Monday 18 December 2017

Kildare need a 'cut-throat' mentality to avoid drop

Kildare's Aindria Mac Lochlainn leaves the pitch after the game with his daughter Ella May
Kildare's Aindria Mac Lochlainn leaves the pitch after the game with his daughter Ella May

ANDRIÚ Mac LOCHLAINN surveys the wreckage of Kildare's already-doomed quest for promotion and concludes that they need to "get a bit more cut-throat".

It wasn't meant to be this way ... at the start of February, Jason Ryan's men were installed as 10/3 favourites to claim the Division Two crown and, with that, an instant return to the top-flight.

Three defeats later, two in Newbridge, they are staring at the alternative appalling vista: Division Three.

Mac Lochlainn, the now-retired defensive stalwart, has been watching former colleagues in his role as a local radio commentator and newspaper columnist. He appreciates the influx of youth that has altered the panel's make-up over the past few seasons, but still reckons there's sufficient experience available. "It's time they took a stand," he reasons.

It's not that the performances have been uniformly grim. Against Down they blew a three-point lead by coughing up 2-1 in the dying minutes. Their second half fadeout from a winning position against Meath was less spectacular but equally painful - whereas last Sunday's home defeat to Westmeath was surely their worst, performance-wise, to date.


For all the positive talk emanating from the camp, Mac Lochlainn points out that "their body language in the first half (against Westmeath) didn't really display that. They made a lot of simple errors. On bad days like that, we used to always speak in the dressing-room about focussing on winning clean ball, winning your own patch, securing possession, then getting runners off the shoulder.
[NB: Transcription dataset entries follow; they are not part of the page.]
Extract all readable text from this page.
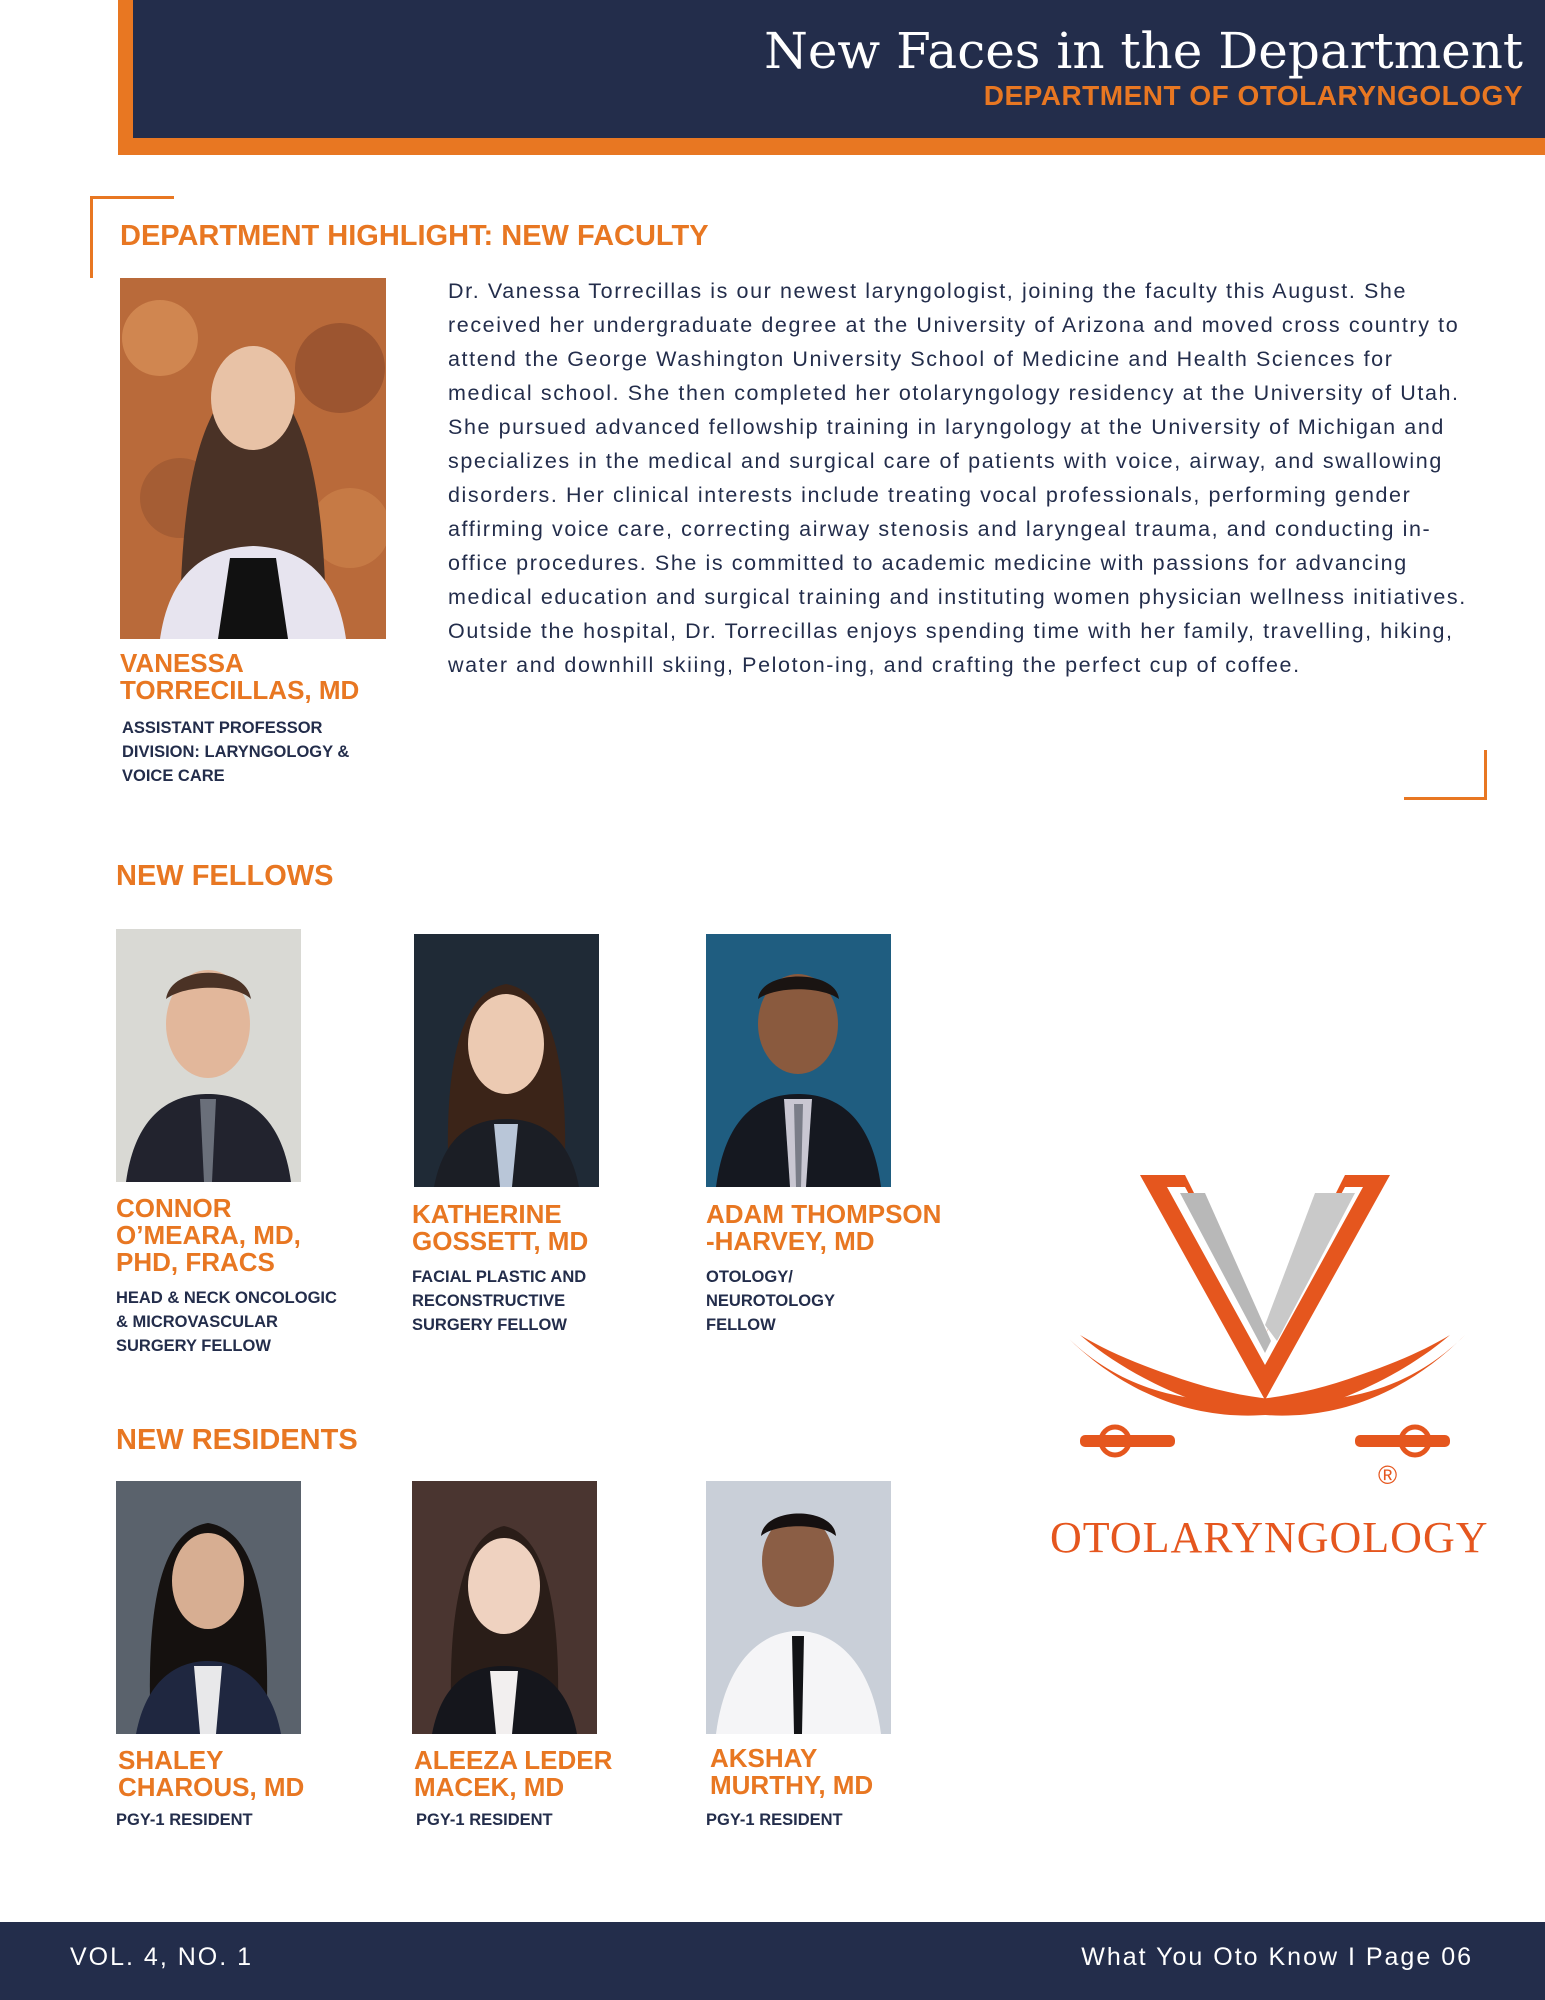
New Faces in the Department
DEPARTMENT OF OTOLARYNGOLOGY
DEPARTMENT HIGHLIGHT: NEW FACULTY
VANESSA
TORRECILLAS, MD
ASSISTANT PROFESSOR
DIVISION: LARYNGOLOGY &
VOICE CARE
Dr. Vanessa Torrecillas is our newest laryngologist, joining the faculty this August. She received her undergraduate degree at the University of Arizona and moved cross country to attend the George Washington University School of Medicine and Health Sciences for medical school. She then completed her otolaryngology residency at the University of Utah. She pursued advanced fellowship training in laryngology at the University of Michigan and specializes in the medical and surgical care of patients with voice, airway, and swallowing disorders. Her clinical interests include treating vocal professionals, performing gender affirming voice care, correcting airway stenosis and laryngeal trauma, and conducting in-office procedures. She is committed to academic medicine with passions for advancing medical education and surgical training and instituting women physician wellness initiatives. Outside the hospital, Dr. Torrecillas enjoys spending time with her family, travelling, hiking, water and downhill skiing, Peloton-ing, and crafting the perfect cup of coffee.
NEW FELLOWS
CONNOR
O’MEARA, MD,
PHD, FRACS
HEAD & NECK ONCOLOGIC
& MICROVASCULAR
SURGERY FELLOW
KATHERINE
GOSSETT, MD
FACIAL PLASTIC AND
RECONSTRUCTIVE
SURGERY FELLOW
ADAM THOMPSON
-HARVEY, MD
OTOLOGY/
NEUROTOLOGY
FELLOW
NEW RESIDENTS
SHALEY
CHAROUS, MD
PGY-1 RESIDENT
ALEEZA LEDER
MACEK, MD
PGY-1 RESIDENT
AKSHAY
MURTHY, MD
PGY-1 RESIDENT
®
OTOLARYNGOLOGY
VOL. 4, NO. 1	What You Oto Know I Page 06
"It's an energy-sapping workrate that you need, but that's the National League for you at this time of the year. It's not going to be pretty."

The Ellistown man expands: "I'm not in the circle but if they hadn't got their sights set on promotion this year, I would be disappointed. Now that's not a reality; now they need to rearrange that goal.

"The ultimate goal for the league is to stay in that division, but the short-term goal is to get two points on the board against Cavan. Get a result. Get a performance.

"Worse case scenario, if they played very well, fought to the bitter end but Cavan came out on top - you could say there's progression there."

Mac Lochlainn had hoped the O'Byrne Cup final display against Dublin, eventually losing in extra-time, marked a "turning point" after a 2014 campaign devoid of consistency. Now he's not so sure.

"It would be a big ask for them to say their goal is to win Leinster - but that would have to be their goal, because winning an All-Ireland is too far beyond them," he concedes.

"I think Kildare people would be quite happy if they reached a Leinster final and had a good performance and then moved forward in the qualifiers; that would be as much as could be expected this year."